Per le classi della secondaria di primo grado le due giornate chol ha moed di Sukkot, a orario ridotto, sono trascorse in atmosfera festiva: niente lezioni, interrogazioni o verifiche, solo attività legate alla festa che si sono svolte sia in aula che in sukkà.
La mattina le classi si sono recate tutte insieme al tempio a recitare la tefillà completa, un’ora e mezzo che gli studenti hanno preso molto seriamente, attenti e concentrati. Successivamente in ogni classe si sono svolte attività diverse con i docenti: le prime, per esempio, hanno fatto una serie di giochi interamente condotti in inglese.
Poi, di nuovo tutti insieme, la merenda e i giochi in sukkà, seguiti nelle due giornate dagli interventi dei docenti. Il primo giorno il preside Marco Camerini ha parlato ai ragazzi del collegamento fra Kippur e Sukkot attraverso i loro simboli, lo shofar e il lulav.
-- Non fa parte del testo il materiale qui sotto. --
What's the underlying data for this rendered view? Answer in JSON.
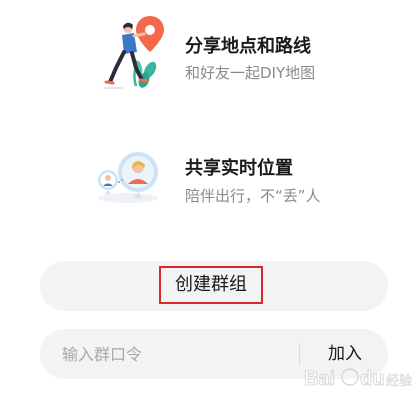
{
  "features": [
    {
      "title": "分享地点和路线",
      "subtitle": "和好友一起DIY地图",
      "illustration": "share-route-illustration"
    },
    {
      "title": "共享实时位置",
      "subtitle": "陪伴出行，不“丢”人",
      "illustration": "realtime-location-illustration"
    }
  ],
  "create_group": {
    "label": "创建群组"
  },
  "join_group": {
    "placeholder": "输入群口令",
    "button_label": "加入"
  },
  "watermark": {
    "text": "Bai du 经验"
  },
  "colors": {
    "accent": "#f4694a",
    "highlight_border": "#d9262c",
    "button_bg": "#f3f3f3",
    "plant": "#3cb5a0"
  }
}
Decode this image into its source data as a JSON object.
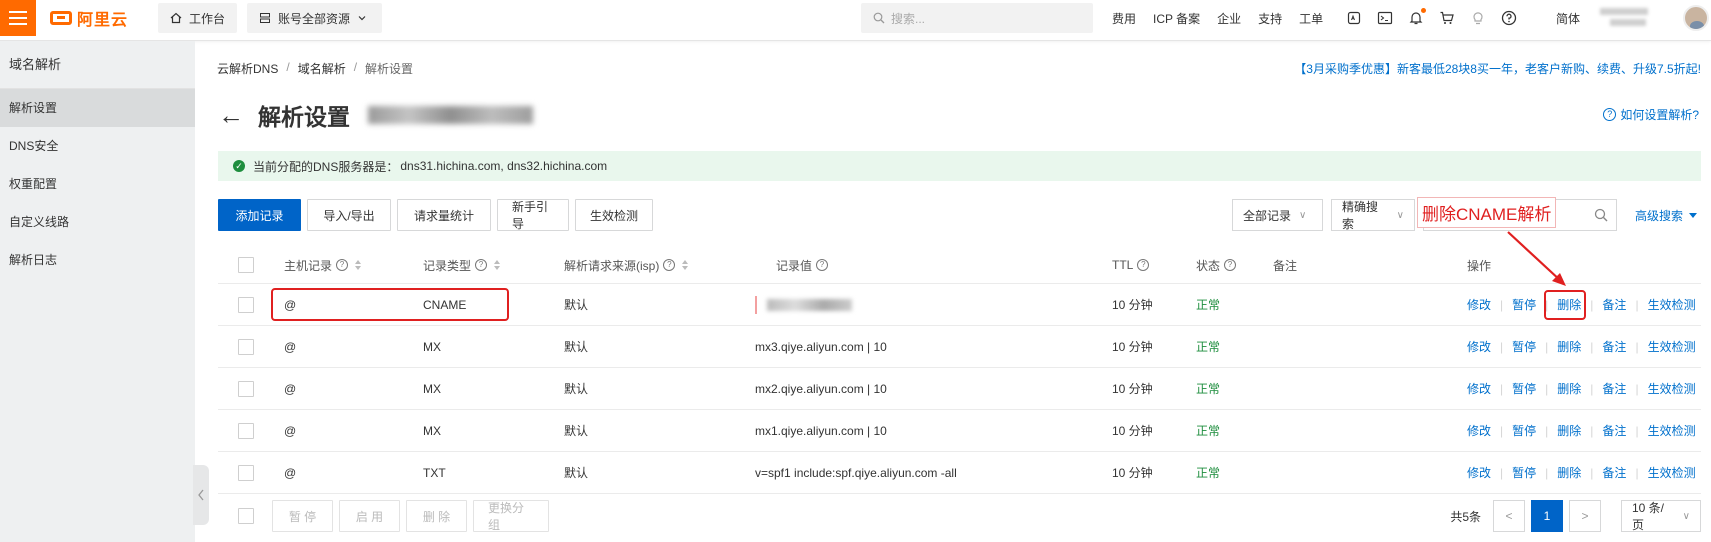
{
  "topbar": {
    "brand": "阿里云",
    "workbench": "工作台",
    "resources": "账号全部资源",
    "search_placeholder": "搜索...",
    "links": [
      "费用",
      "ICP 备案",
      "企业",
      "支持",
      "工单"
    ],
    "language": "简体"
  },
  "sidebar": {
    "title": "域名解析",
    "items": [
      {
        "label": "解析设置",
        "active": true
      },
      {
        "label": "DNS安全",
        "active": false
      },
      {
        "label": "权重配置",
        "active": false
      },
      {
        "label": "自定义线路",
        "active": false
      },
      {
        "label": "解析日志",
        "active": false
      }
    ]
  },
  "breadcrumb": [
    "云解析DNS",
    "域名解析",
    "解析设置"
  ],
  "promo": "【3月采购季优惠】新客最低28块8买一年，老客户新购、续费、升级7.5折起!",
  "page": {
    "title": "解析设置",
    "help": "如何设置解析?",
    "dns_label": "当前分配的DNS服务器是：",
    "dns_servers": "dns31.hichina.com, dns32.hichina.com"
  },
  "toolbar": {
    "add": "添加记录",
    "import_export": "导入/导出",
    "stats": "请求量统计",
    "guide": "新手引导",
    "check": "生效检测",
    "filter": "全部记录",
    "search_mode": "精确搜索",
    "advanced": "高级搜索"
  },
  "annotation": "删除CNAME解析",
  "table": {
    "headers": {
      "host": "主机记录",
      "type": "记录类型",
      "isp": "解析请求来源(isp)",
      "value": "记录值",
      "ttl": "TTL",
      "status": "状态",
      "remark": "备注",
      "ops": "操作"
    },
    "actions": [
      "修改",
      "暂停",
      "删除",
      "备注",
      "生效检测"
    ],
    "rows": [
      {
        "host": "@",
        "type": "CNAME",
        "isp": "默认",
        "value": "",
        "ttl": "10 分钟",
        "status": "正常"
      },
      {
        "host": "@",
        "type": "MX",
        "isp": "默认",
        "value": "mx3.qiye.aliyun.com | 10",
        "ttl": "10 分钟",
        "status": "正常"
      },
      {
        "host": "@",
        "type": "MX",
        "isp": "默认",
        "value": "mx2.qiye.aliyun.com | 10",
        "ttl": "10 分钟",
        "status": "正常"
      },
      {
        "host": "@",
        "type": "MX",
        "isp": "默认",
        "value": "mx1.qiye.aliyun.com | 10",
        "ttl": "10 分钟",
        "status": "正常"
      },
      {
        "host": "@",
        "type": "TXT",
        "isp": "默认",
        "value": "v=spf1 include:spf.qiye.aliyun.com -all",
        "ttl": "10 分钟",
        "status": "正常"
      }
    ]
  },
  "footer": {
    "batch": [
      "暂 停",
      "启 用",
      "删 除",
      "更换分组"
    ],
    "total": "共5条",
    "page": "1",
    "page_size": "10 条/页"
  },
  "colors": {
    "brand": "#ff6a00",
    "primary": "#0064c8",
    "link": "#0070cc",
    "success": "#1e8e3e",
    "annotation": "#e02020"
  }
}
Mentre il lulav è dritto, e le quattro specie vegetali che lo compongono rappresentano l’unità del popolo di Israele, lo shofar è curvo, e può simboleggiare il fatto che a volte per sviluppare i talenti è necessario anche piegarsi, essere più umili e più flessibili.
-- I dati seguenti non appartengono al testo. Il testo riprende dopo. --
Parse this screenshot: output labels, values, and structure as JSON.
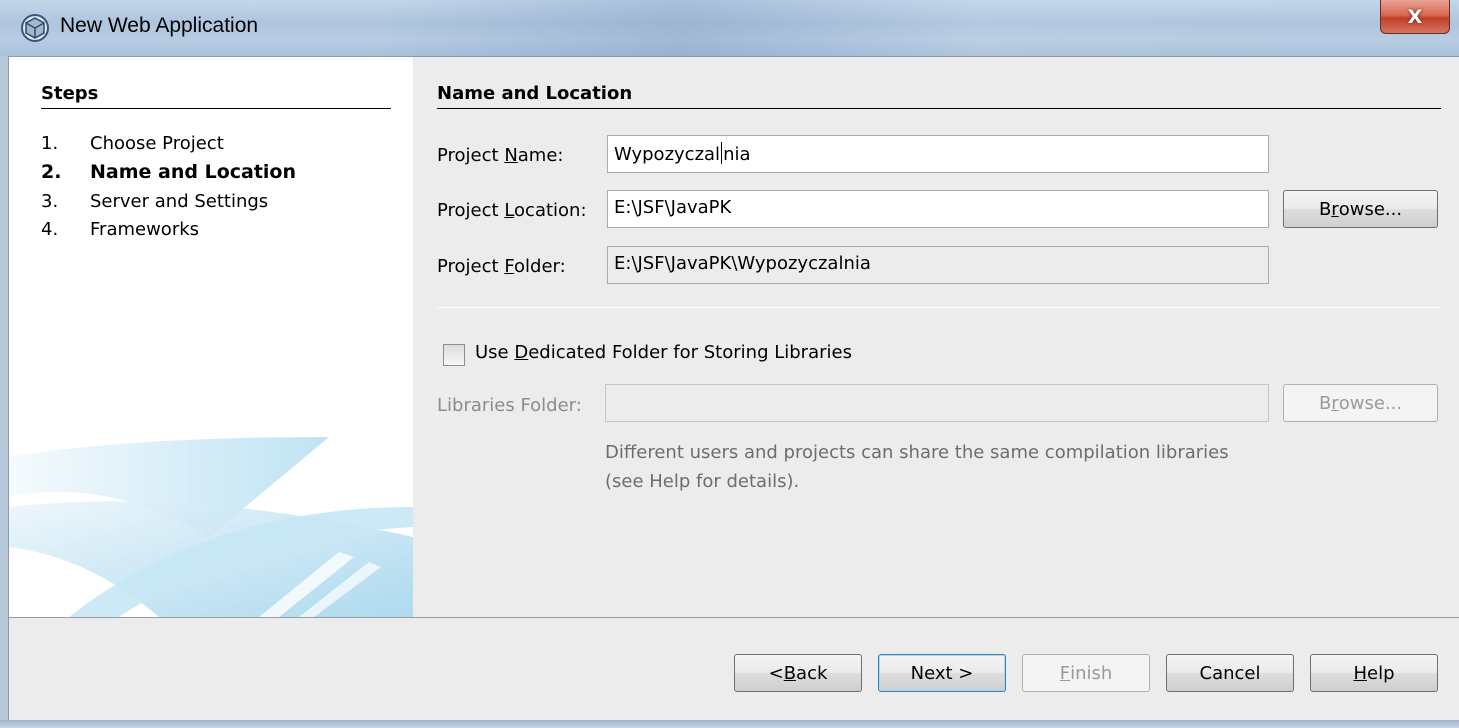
{
  "window": {
    "title": "New Web Application",
    "close_glyph": "X",
    "icon": "netbeans-cube-icon"
  },
  "steps": {
    "heading": "Steps",
    "items": [
      {
        "num": "1.",
        "label": "Choose Project",
        "active": false
      },
      {
        "num": "2.",
        "label": "Name and Location",
        "active": true
      },
      {
        "num": "3.",
        "label": "Server and Settings",
        "active": false
      },
      {
        "num": "4.",
        "label": "Frameworks",
        "active": false
      }
    ]
  },
  "form": {
    "heading": "Name and Location",
    "project_name": {
      "label_pre": "Project ",
      "label_mn": "N",
      "label_post": "ame:",
      "value_a": "Wypozyczal",
      "value_b": "nia"
    },
    "project_location": {
      "label_pre": "Project ",
      "label_mn": "L",
      "label_post": "ocation:",
      "value": "E:\\JSF\\JavaPK",
      "browse_pre": "B",
      "browse_mn": "r",
      "browse_post": "owse..."
    },
    "project_folder": {
      "label_pre": "Project ",
      "label_mn": "F",
      "label_post": "older:",
      "value": "E:\\JSF\\JavaPK\\Wypozyczalnia"
    },
    "dedicated_folder": {
      "label_pre": "Use ",
      "label_mn": "D",
      "label_post": "edicated Folder for Storing Libraries",
      "checked": false
    },
    "libraries_folder": {
      "label": "Libraries Folder:",
      "value": "",
      "browse_pre": "B",
      "browse_mn": "r",
      "browse_post": "owse..."
    },
    "hint_line1": "Different users and projects can share the same compilation libraries",
    "hint_line2": "(see Help for details)."
  },
  "buttons": {
    "back_pre": "< ",
    "back_mn": "B",
    "back_post": "ack",
    "next": "Next >",
    "finish_mn": "F",
    "finish_post": "inish",
    "cancel": "Cancel",
    "help_mn": "H",
    "help_post": "elp"
  },
  "colors": {
    "titlebar": "#b8cce2",
    "close_button": "#c0402a",
    "dialog_background": "#ececec",
    "steps_background": "#ffffff",
    "default_button_border": "#3c7fb1"
  }
}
Il secondo giorno Daniele Cohenca, docente di ebraismo, ha invece affrontato il tema dell’uguaglianza sotto la sukkà: non importa cosa si ha a casa, perché quando ci si trova nella sukkà si è tutti egualmente esposti al caldo, al freddo o alla pioggia. L’uguaglianza nella diversità, dunque, cioè la capacità di vivere insieme nonostante le precipue caratteristiche individuali. Infine Moshè Ovadia, insegnante di ebraico, ha portato in sukkà una grande cartina di Israele illustrando ai ragazzi la geografia del paese.